Special counsel Robert Mueller's investigation found no evidence President Donald Trump, his campaign or associates conspired or coordinated with Russia to interfere in the 2016 presidential election, according to a summary released Sunday by Attorney General William Barr.
On the issue of obstruction of justice by Trump, Mueller's report "does not conclude that the president committed a crime, it also does not exonerate him," Barr said in his summary.
Barr handed over to Congress his main conclusions and summary of the long-awaited Muller report.
Mueller spent 22 months looking into whether Trump's campaign colluded with the Russians and if the president obstructed justice by trying to stop the investigation.
Barr and his aides spent hours Saturday poring over the report Mueller handed them late Friday.
Key lawmakers, opposition Democrats and some of Trump's Republican allies, have all called for release of the full report, but it is not clear whether Barr will do so.
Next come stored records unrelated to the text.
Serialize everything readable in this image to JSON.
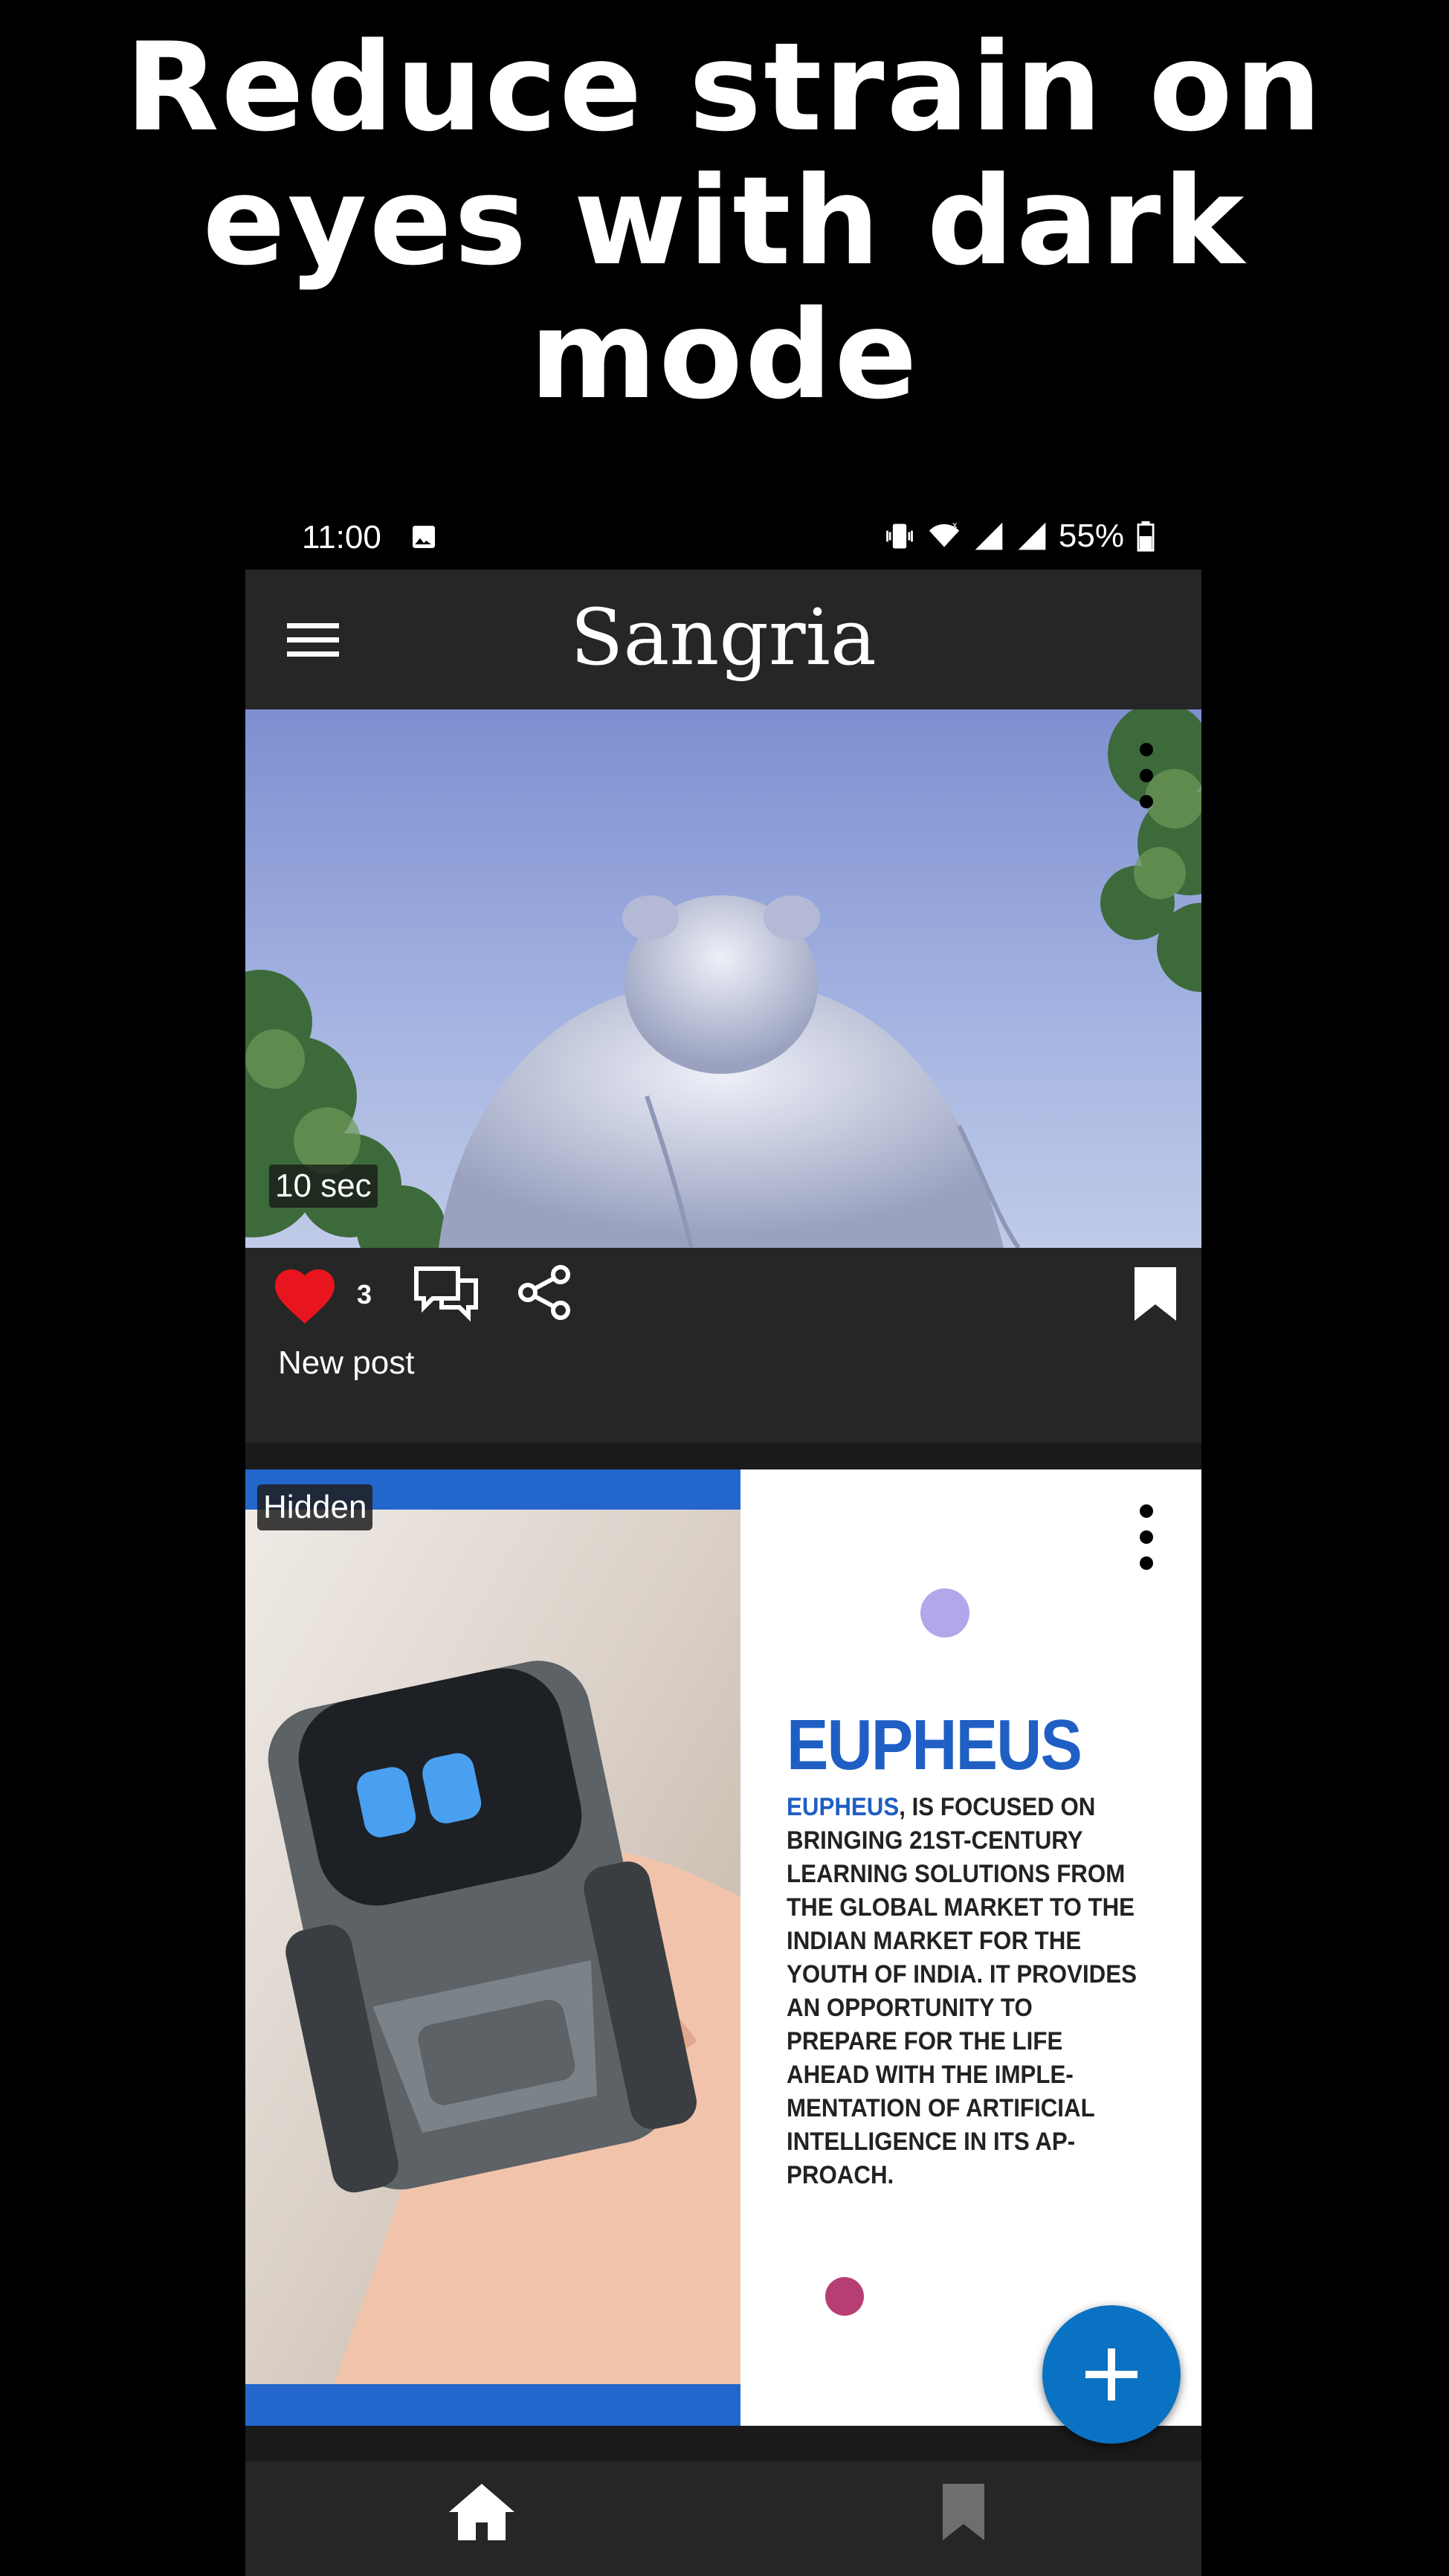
{
  "headline": "Reduce strain on eyes with dark mode",
  "status_bar": {
    "time": "11:00",
    "battery": "55%"
  },
  "app": {
    "title": "Sangria"
  },
  "posts": [
    {
      "duration": "10 sec",
      "like_count": "3",
      "caption": "New post"
    },
    {
      "badge": "Hidden",
      "ad": {
        "title": "EUPHEUS",
        "brand": "EUPHEUS",
        "body": ", IS FOCUSED ON BRINGING 21ST-CENTURY LEARNING SOLUTIONS FROM THE GLOBAL MARKET TO THE INDIAN MARKET FOR THE YOUTH OF INDIA. IT PROVIDES AN OPPORTUNITY TO PREPARE FOR THE LIFE AHEAD WITH THE IMPLE-MENTATION OF ARTIFICIAL INTELLIGENCE IN ITS AP-PROACH."
      }
    }
  ],
  "colors": {
    "accent": "#0a72c2",
    "like": "#e8141e",
    "brand_blue": "#1f5fc4",
    "background": "#000000"
  },
  "icons": [
    "menu-icon",
    "more-vert-icon",
    "heart-icon",
    "comment-icon",
    "share-icon",
    "bookmark-icon",
    "add-icon",
    "home-icon"
  ]
}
Trump said last week he did not object to the full release to the public but also has said it is up to Barr, whom he appointed as the country's top law enforcement official, to decide how much of it is disclosed.
White House aides say Trump has not been briefed on the outcome of Mueller's investigation, a probe that has clouded almost the entirety of his 26-month presidency. The U.S. leader has dozens of times derided Mueller's investigation as unwarranted and a "witch hunt," while rejecting accusations that he colluded with Russia or that he tried to thwart the probe.
He is spending the weekend at his Atlantic oceanfront retreat Mar-a-Lago in Florida, playing golf, and uncharacteristically not commenting on Twitter about Mueller. On Sunday, he tweeted, "Good Morning, Have A Great Day!"
White House aides were relieved to learn one aspect of Mueller's conclusions, that he was not recommending any further indictments that might have ensnared White House officials or Trump family members.
Mueller has already secured guilty pleas or convictions from five key figures in Trump's orbit and indicted a sixth for a variety of offenses, including some for lying about their contacts with Russia during the election campaign or just before Trump took office in January 2017.
Trump's one-time personal attorney, Michael Cohen, has been ordered to prison to start a three-year term in May for financial crimes and lying to Congress about Trump's efforts to build a Trump Tower in Moscow. Former campaign manager Paul Manafort has already been imprisoned for a 7 1/2-year term for financial crimes related to his long-time lobbying efforts for pro-Russian interests in Ukraine. Trump's first national security adviser, Michael Flynn, pleaded guilty to lying about his contacts just before Trump took office with Russia's then-ambassador to Washington.
Under long-standing Justice Department policy, U.S. presidents cannot be indicted while serving in office, but can face charges once they leave office. Trump's term in the White House ends in January 2021, but he is running for re-election next year for another four-year term.
In addition to the Mueller investigation, Trump is facing numerous investigations brought by Democrats in the House of Representatives, along with federal criminal probes in New York of his business affairs as a real estate mogul before he ran for president and the financing of his inaugural committee as he took power.
If the full Mueller report, and underlying investigative evidence, is not turned over to Congress, Democrats who control the House have vowed to subpoena it and possibly call Mueller to testify about his findings. Some lawmakers have called for Trump's impeachment, but top leaders cautioned that any possible impeachment proceedings should wait until Mueller's conclusions are known.
Republican Senate Majority Leader Mitch McConnell said he hopes that Barr will "provide as much information as possible'' on the findings, "with as much openness and transparency as possible.''
Democratic presidential hopefuls also joined the chorus of calls for the report’s release.
Senator Elizabeth Warren of Massachusetts, a frequent critic of the president, requested that Barr disclose the report “to the American public. Now.”
Kamala Harris, a senator from California, not only demanded “total transparency,” but said Barr “must publicly testify under oath about the investigation’s findings.”
The Democratic heads of six House committees wrote a joint letter to Barr Friday, saying, "If the Special Counsel has reason to believe that the president has engaged in criminal or other serious misconduct, then the Justice Department has an obligation not to conceal such information. The president must be subject to accountability."
Mueller, a former director of the Federal Bureau of Investigation, has won wide acclaim in Washington for his impartiality, but his report is landing at a time of widespread political division in the United States, with polls showing a sharp split among Americans about Trump's performance in office and whether he should be re-elected.
More than a dozen Democrats are seeking their party's nomination to oppose him in the November 2020 election. Any negative conclusions drawn by Mueller are sure to become a key talking point to voters to oust Trump after a single term in the White House.